Consideriamo innanzitutto alcune situazioni in cui il Papa, con poche parole (a volte gli sono bastati un gesto, una pausa o un silenzio significativo), ha comunicato bene in un contesto di polarizzazione.
Nell’incontro che si è tenuto all’ Augustinianum sul dialogo intergenerazionale, in occasione della presentazione del libro La saggezza del tempo[20], papa Francesco ha dialogato con una coppia di nonni che gli esprimevano la necessità di essere aiutati per riuscire a parlare bene con i loro figli. Gli dicevano: «Nonostante i nostri sforzi, come genitori, di trasmettere la fede, i figli qualche volta sono molto critici, ci contestano, sembrano respingere la loro educazione cattolica. Che cosa dobbiamo dire loro?».
Il Papa ha fatto una brevissima pausa, e poi ha risposto con fermezza: «C’è una cosa che ho detto una volta, perché mi è venuta spontanea, sulla trasmissione della fede: la fede va trasmessa “in dialetto”. Sempre. Il dialetto familiare, il dialetto… Pensate alla mamma di quei sette giovani di cui leggiamo nel Libro dei Maccabei: per due volte il racconto biblico dice che la mamma li incoraggiava “in dialetto”, nella lingua materna, perché la fede era stata trasmessa così, la fede si trasmette a casa»[21]. Poi ha aggiunto: «Mai discutere, mai, perché questo è un tranello: i figli vogliono portare i genitori alla discussione. No. Meglio dire: “Non so rispondere a questo, cerca da un’altra parte, ma cerca, cerca…”. Sempre evitare la discussione diretta, perché questo allontana. E sempre la testimonianza “in dialetto”, cioè con quelle carezze che loro capiscono»[22].
La forza di quel breve dialogo tra il Papa e la coppia di genitori-nonni contiene un nucleo comunicativo che disarma chi, intenzionalmente o involontariamente, polarizza. Si tratta di adottare questi due atteggiamenti: dare testimonianza in dialetto e non discutere. Non discutere presuppone che si faccia un discernimento: dire «no» a una falsa polarizzazione e dire «sì» a un paradigma che la supera, quello della misericordia.
Questi atteggiamenti affiorano in altri due episodi del pontificato di Francesco. Il primo durante il volo di ritorno dal viaggio apostolico in Irlanda. Una giornalista gli fece una domanda a proposito delle accuse di copertura lanciate quella mattina dall’ex nunzio apostolico negli Stati Uniti, l’arcivescovo Carlo Maria Viganò[23]. La domanda sollecitava il Papa a dichiarare se quelle accuse (sulla vicenda di abusi sessuali in cui era coinvolto l’ex cardinale McCarrick) fossero effettivamente vere.
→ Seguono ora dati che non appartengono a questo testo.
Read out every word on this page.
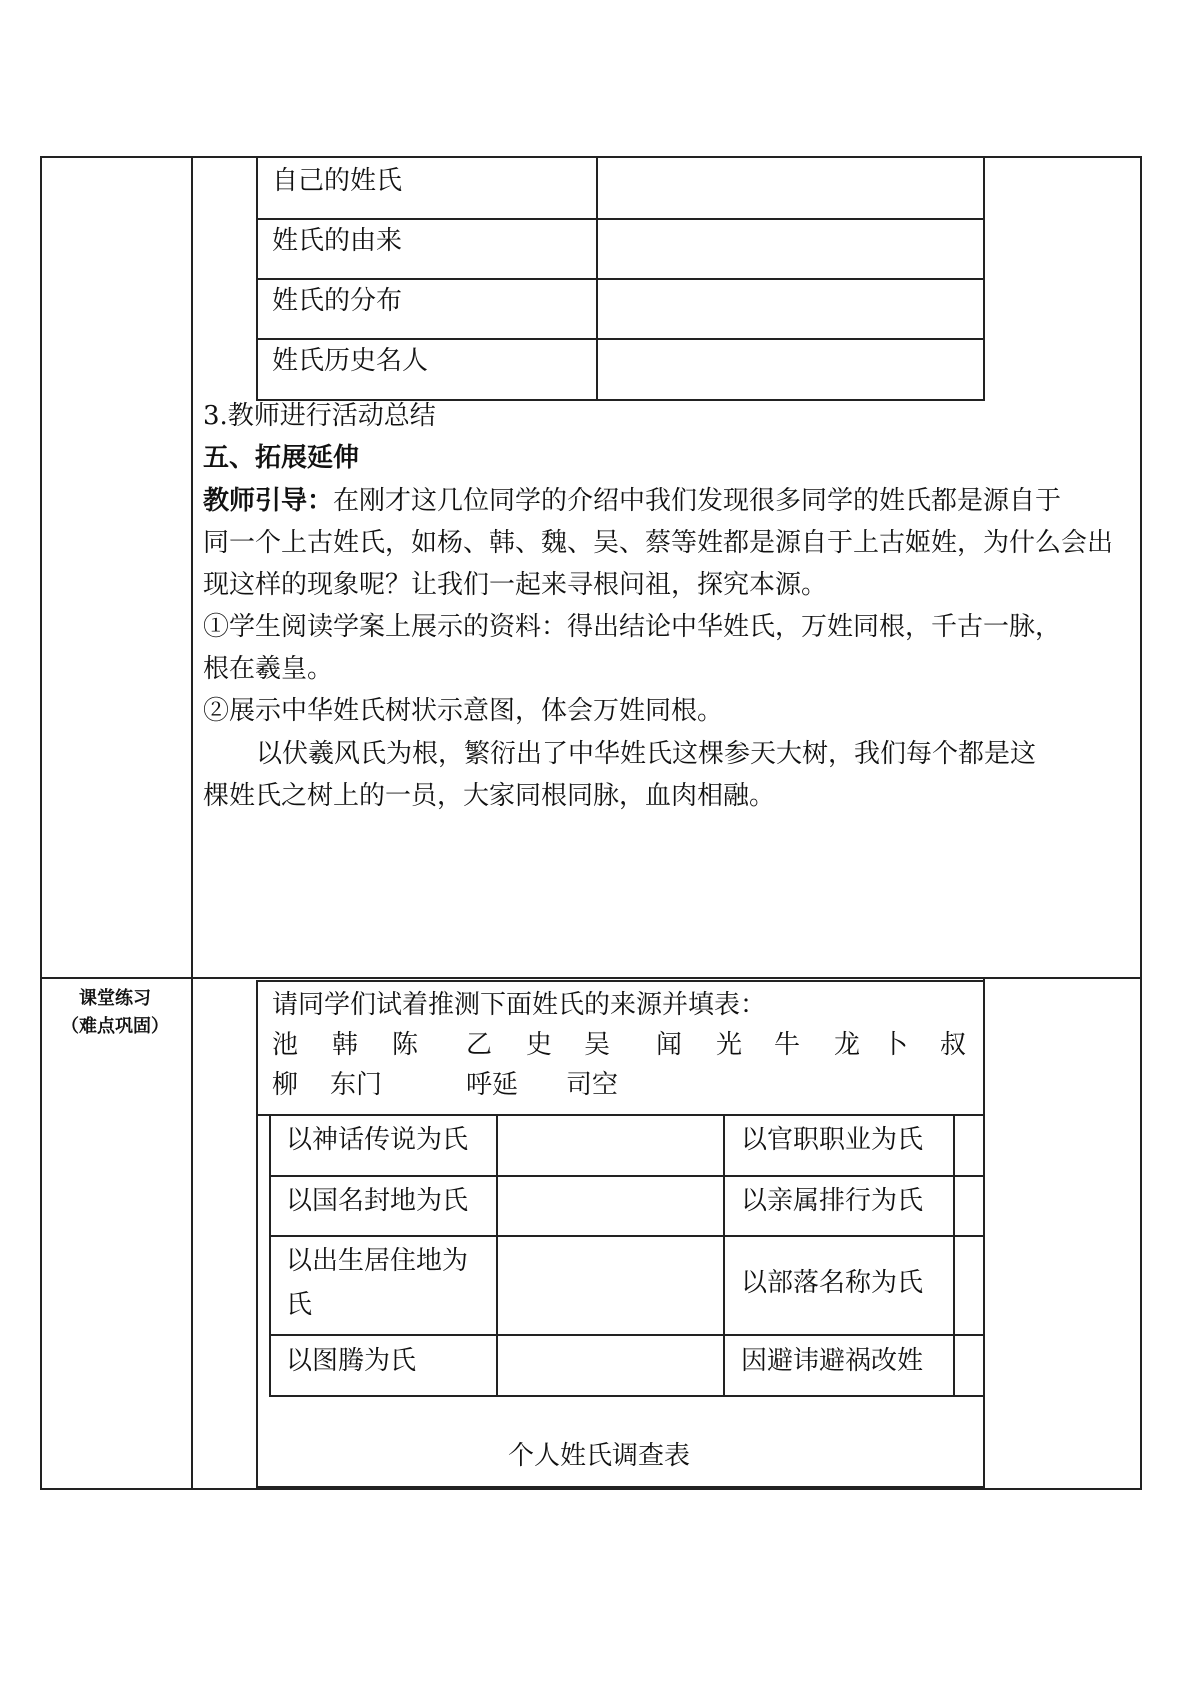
自己的姓氏
姓氏的由来
姓氏的分布
姓氏历史名人
3.教师进行活动总结
五、拓展延伸
教师引导：在刚才这几位同学的介绍中我们发现很多同学的姓氏都是源自于
同一个上古姓氏，如杨、韩、魏、吴、蔡等姓都是源自于上古姬姓，为什么会出
现这样的现象呢？让我们一起来寻根问祖，探究本源。
①学生阅读学案上展示的资料：得出结论中华姓氏，万姓同根，千古一脉，
根在羲皇。
②展示中华姓氏树状示意图，体会万姓同根。
以伏羲风氏为根，繁衍出了中华姓氏这棵参天大树，我们每个都是这
棵姓氏之树上的一员，大家同根同脉，血肉相融。
课堂练习
（难点巩固）
请同学们试着推测下面姓氏的来源并填表：
池 韩 陈 乙 史 吴 闻 光 牛 龙 卜 叔
柳 东门	呼延 司空
以神话传说为氏
以国名封地为氏
以出生居住地为
氏
以图腾为氏
以官职职业为氏
以亲属排行为氏
以部落名称为氏
因避讳避祸改姓
个人姓氏调查表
Anziché rispondere secondo i termini tratteggiati da Viganò, Francesco replicò che per il momento non avrebbe detto nemmeno una parola: invitava piuttosto i giornalisti a indagare in prima persona sulla verità delle accuse. Il suo silenzio è stata interpretato in vario modo, più o meno favorevolmente; ma l’importante è stato il fatto che il Papa abbia scelto di mantenere il silenzio. Su questo torneremo più avanti.
L’altro episodio ha avuto luogo nel volo di ritorno dal viaggio apostolico in Myanmar e Bangladesh[24]. Durante la visita si era creata una polarizzazione rispetto all’eventualità di pronunciare il termine rohingya, un’etnia che le autorità militari del Myanmar non riconoscono. Il Papa aveva evitato di usare quel termine in Myanmar ma, una volta giunto in Bangladesh, ha avuto un commovente incontro con 16 rifugiati di quella etnia, nel quale ha detto che «la presenza di Dio oggi si chiama anche Rohingya»[25].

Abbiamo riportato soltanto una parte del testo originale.